Shawn Morales is among members of the Pit Crew.

While eliminating Latrice Royale, RuPaul tells her, "I bow to you. And I have one thing to say: Bitches better beware." In response, Latrice Royale says to RuPaul, "You have changed my life forever. You have changed the world of drag forever. I love you and respect you so much, and thank you for seeing something special in me. Thank you."

=== Fashion ===
For the main stage, RuPaul wore a black dress with roses, a matching headband and a blonde wig. For the opening number, the contestants resemble dogs, with ears, collars, paws and tails.

For the category "Daytime Dog Park", Latrice Royale wore a short navy shirt with glitter, a black top with a matching purse and a dark wig. Phi Phi O'Hara had a short pink dress, a purple top, a pink bow and a blonde-and-dark wig. She carries a pooper-scooper. Sharon Needles wore a short dress with a floral print and a blonde wig. Chad Michaels had a short pink dress, a white top and a brown wig.

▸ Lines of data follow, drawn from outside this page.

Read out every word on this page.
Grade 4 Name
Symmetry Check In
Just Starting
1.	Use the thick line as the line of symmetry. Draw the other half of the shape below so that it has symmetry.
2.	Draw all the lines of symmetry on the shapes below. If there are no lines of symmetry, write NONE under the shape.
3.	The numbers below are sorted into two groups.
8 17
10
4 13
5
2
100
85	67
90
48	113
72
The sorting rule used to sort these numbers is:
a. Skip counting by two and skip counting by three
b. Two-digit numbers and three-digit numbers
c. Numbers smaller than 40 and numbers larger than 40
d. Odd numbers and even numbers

For "Pooch in a Purse", Latrice Royale wore a short dress with a gold top and a handbag with a stuffed dog. Phi Phi O'Hara had a gray jacket and a red wig. Sharon Needles wore black shorts, a black T-shirt, tights, a headband, sunglasses and a blonde wig. Chad Michaels wore a short black dress and a matching wig. She had a black handbag with a stuffed dog.

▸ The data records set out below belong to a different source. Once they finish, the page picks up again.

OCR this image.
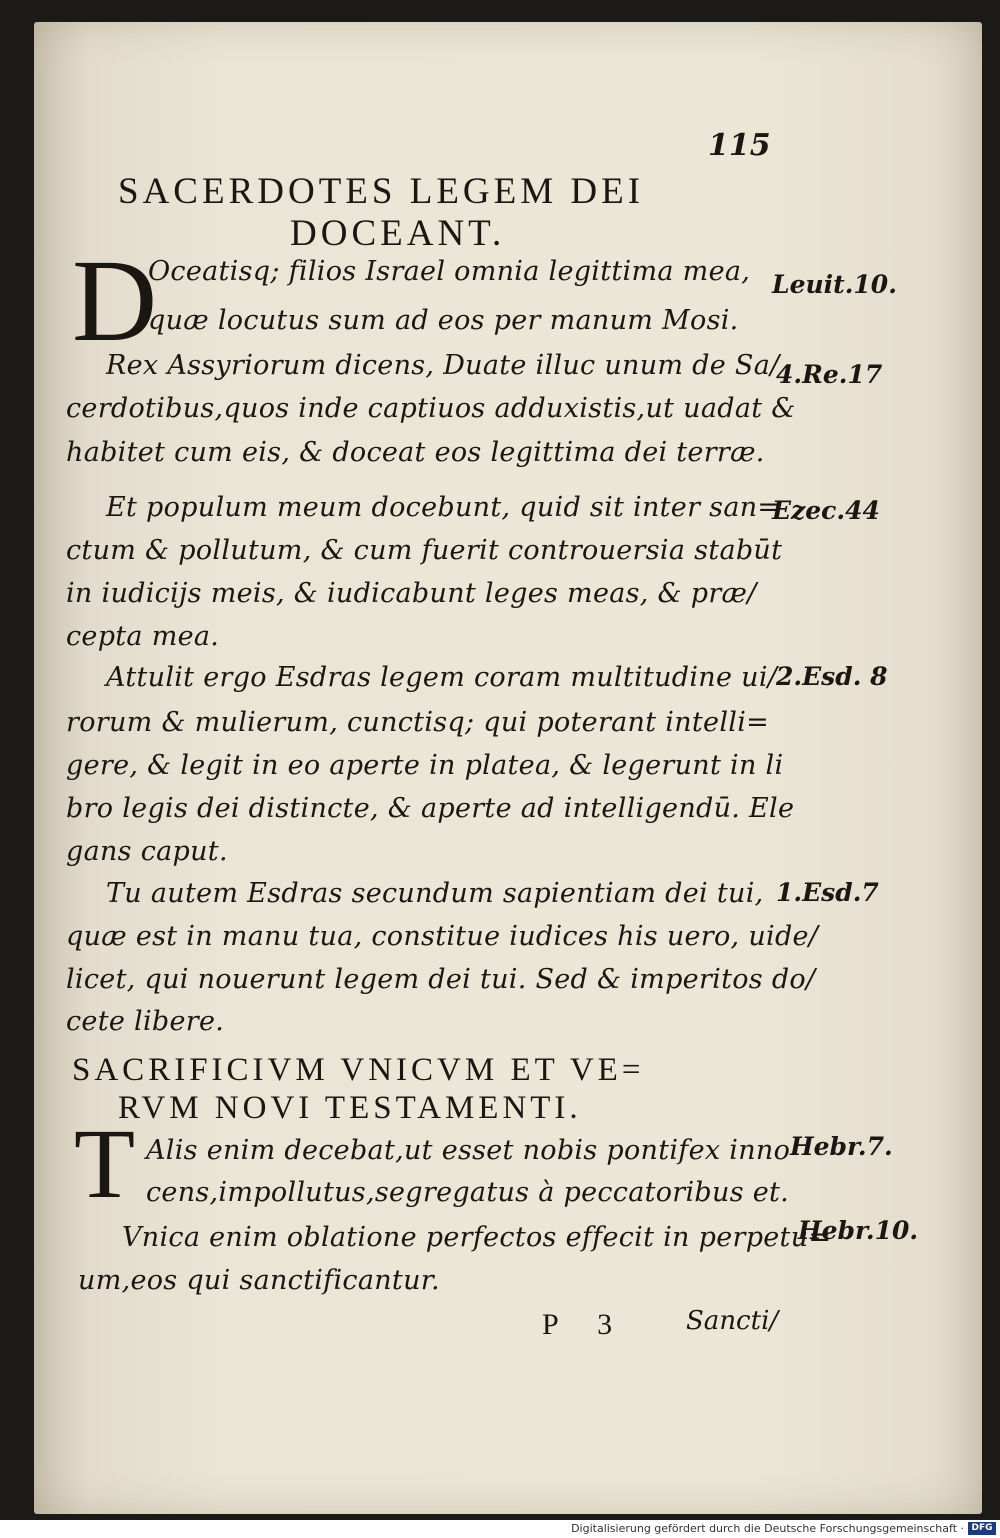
115
SACERDOTES LEGEM DEI
DOCEANT.
D
Oceatisq; filios Israel omnia legittima mea,
quæ locutus sum ad eos per manum Mosi.
Rex Assyriorum dicens, Duate illuc unum de Sa/
cerdotibus,quos inde captiuos adduxistis,ut uadat &
habitet cum eis, & doceat eos legittima dei terræ.
Et populum meum docebunt, quid sit inter san=
ctum & pollutum, & cum fuerit controuersia stabūt
in iudicijs meis, & iudicabunt leges meas, & præ/
cepta mea.
Attulit ergo Esdras legem coram multitudine ui/
rorum & mulierum, cunctisq; qui poterant intelli=
gere, & legit in eo aperte in platea, & legerunt in li
bro legis dei distincte, & aperte ad intelligendū. Ele
gans caput.
Tu autem Esdras secundum sapientiam dei tui,
quæ est in manu tua, constitue iudices his uero, uide/
licet, qui nouerunt legem dei tui. Sed & imperitos do/
cete libere.
SACRIFICIVM VNICVM ET VE=
RVM NOVI TESTAMENTI.
T Alis enim decebat,ut esset nobis pontifex inno
cens,impollutus,segregatus à peccatoribus et.
Vnica enim oblatione perfectos effecit in perpetu=
um,eos qui sanctificantur.
Leuit.10.
4.Re.17
Ezec.44
2.Esd. 8
1.Esd.7
Hebr.7.
Hebr.10.
P 3 Sancti/
Digitalisierung gefördert durch die Deutsche Forschungsgemeinschaft · DFG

For "Canine Couture", Latrice Royale wore a long dress with a fur collar and a dark wig. Phi Phi O'Hara had a jacket, a short skirt, tall boots and a blonde wig. Sharon Needles wore a black dress fur-covered boots to match her poodle. Her wig is blonde and she had a black hat. Chad Michaels had gold pants, a cape, boots and a blonde wig.

== Reception ==
Oliver Sava of The A.V. Club gave the episode a rating of 'A'. Kevin O'Keeffe ranked the "No One Else on Earth" performance number 112 in INTO Magazine 2018 "definitive ranking" of the show's lip-sync contests to date. Sam Brooks ranked the performance number 66 in The Spinoff 2019 "definitive ranking" of the show's 162 lip-syncs to date.